HIV/AIDS and COVID-19
Although UNAIDS has always been committed to ending the AIDS crisis globally, the organization’s work has shifted since the pandemic began, to focus more on treating people with HIV/AIDS in COVID-19 hotspots. Since HIV/AIDS is an immunodeficiency virus, it would stop the immune system from being able to fight off COVID-19. This would result in patients with AIDS or untreated HIV being more likely to die if they also contract COVID-19. Due to the prevalence of HIV/AIDS in vulnerable populations in Eastern Europe and many other parts of the world, UNAIDS has changed its programs to be more inclusive to homeless communities.

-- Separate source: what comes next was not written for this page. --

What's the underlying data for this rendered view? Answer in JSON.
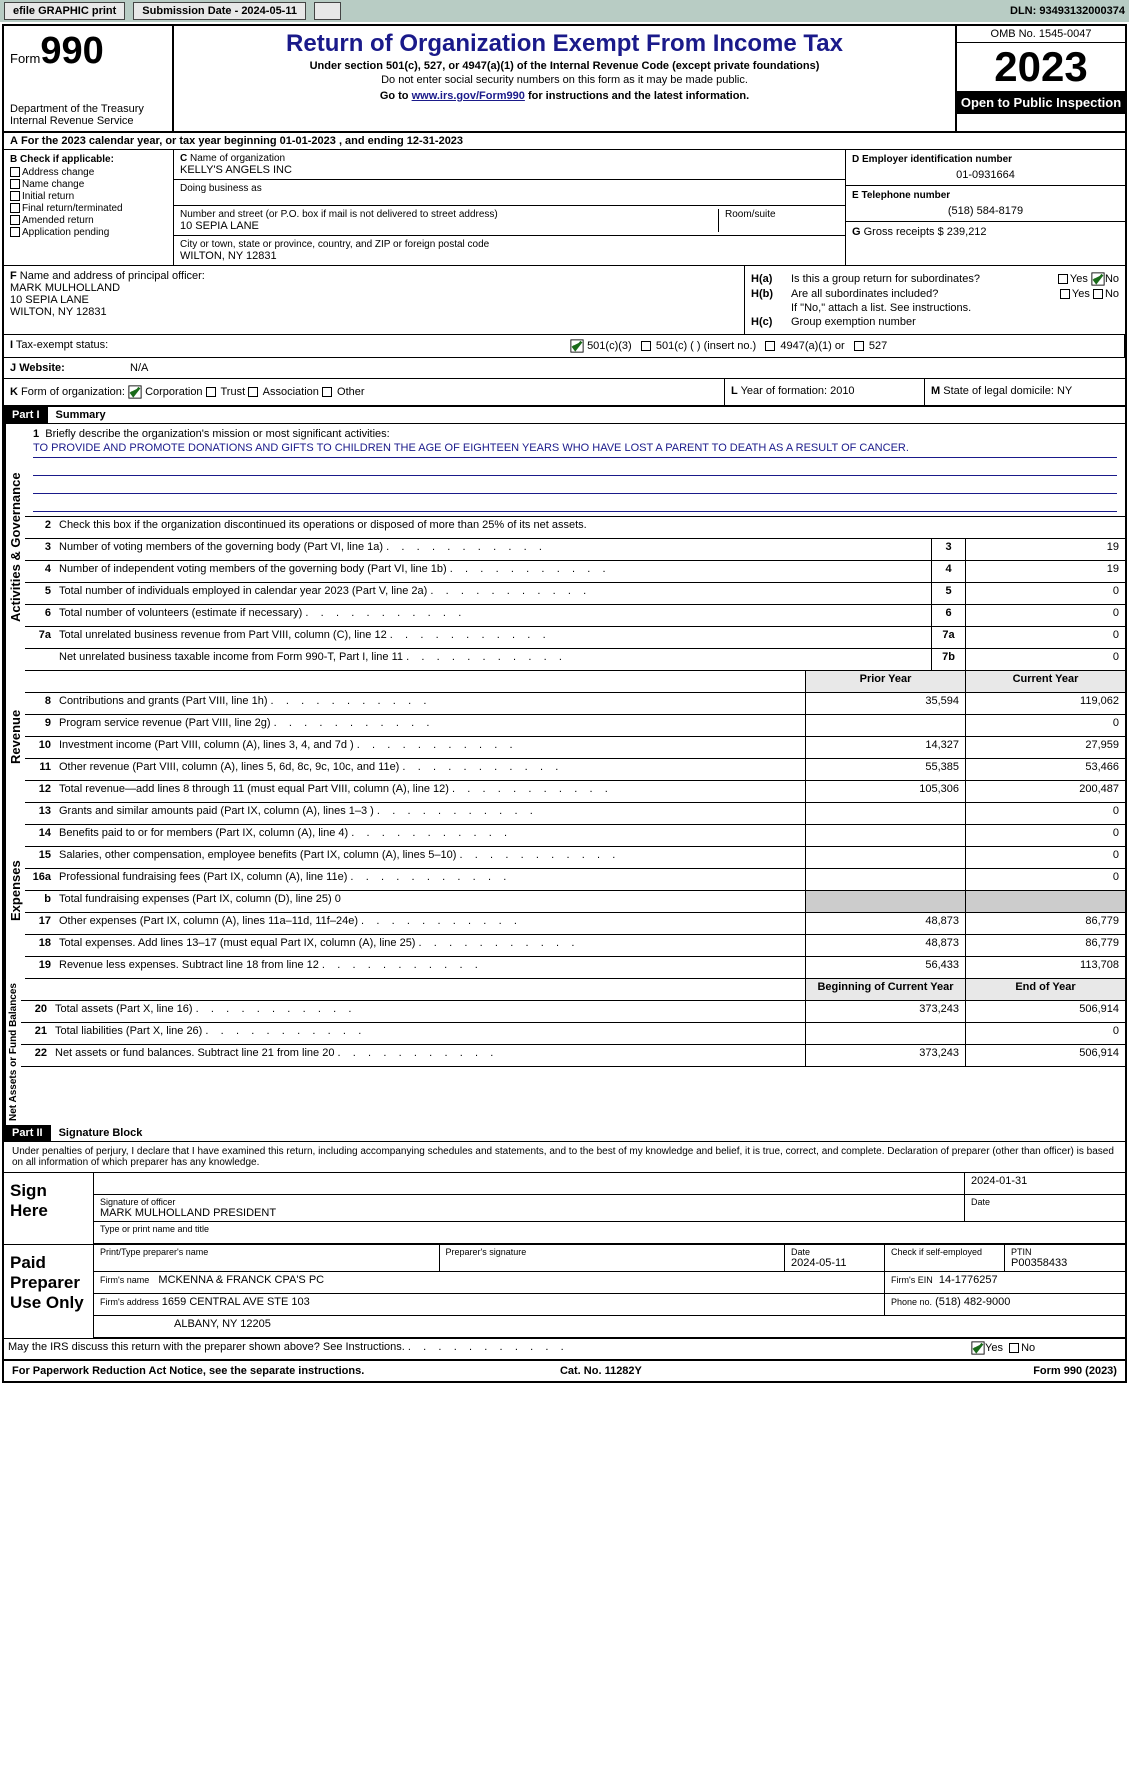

Since those individuals would not be eligible for HIV testing or medication, contracting COVID-19 could easily prove fatal.
How UNAIDS is Helping the Homeless
To increase the resources available to vulnerable populations, UNAIDS and Belarusian NGOs, the Positive Movement and Street Medicine, have launched a new program to provide HIV services for Belarusians. This program will replace the services initially provided by homeless shelters in Minsk, of which eight out of 11 closed due to the COVID-29 pandemic. Due to the now limited resources available for Minsk’s homeless population, UNAIDS and the Positive Movement will help homeless people receive HIV tests and medications. The program, which currently consists of at least two phases, will offer services to 200 homeless individuals in Minsk. These services include distributing condoms and other contraceptives, giving out personal hygiene packs and providing HIV tests and counseling, should a person receive an HIV/AIDS diagnosis. Even though these services traditionally cost money if a person’s diagnosis is not registered with the Ministry of Health, UNAIDS is making sure that all people can get a test even if they otherwise could not afford it. “We know that some of them are living with HIV, but because they don’t have proper identification and residence registration, they can’t get free treatment,” said Karina Radchenko, a volunteer for Street Medicine.
Once the first phase of the program is complete, UNAIDS hopes to extend this particular program to other cities in Belarus and eventually to other countries in Eastern Europe. While there are struggles with controlling the HIV/AIDS epidemic, especially with the ongoing COVID-19 pandemic, UNAIDS is still confident in ending AIDS before 2030. However, to do so, previously unregistered people such as homeless individuals need to be accounted for.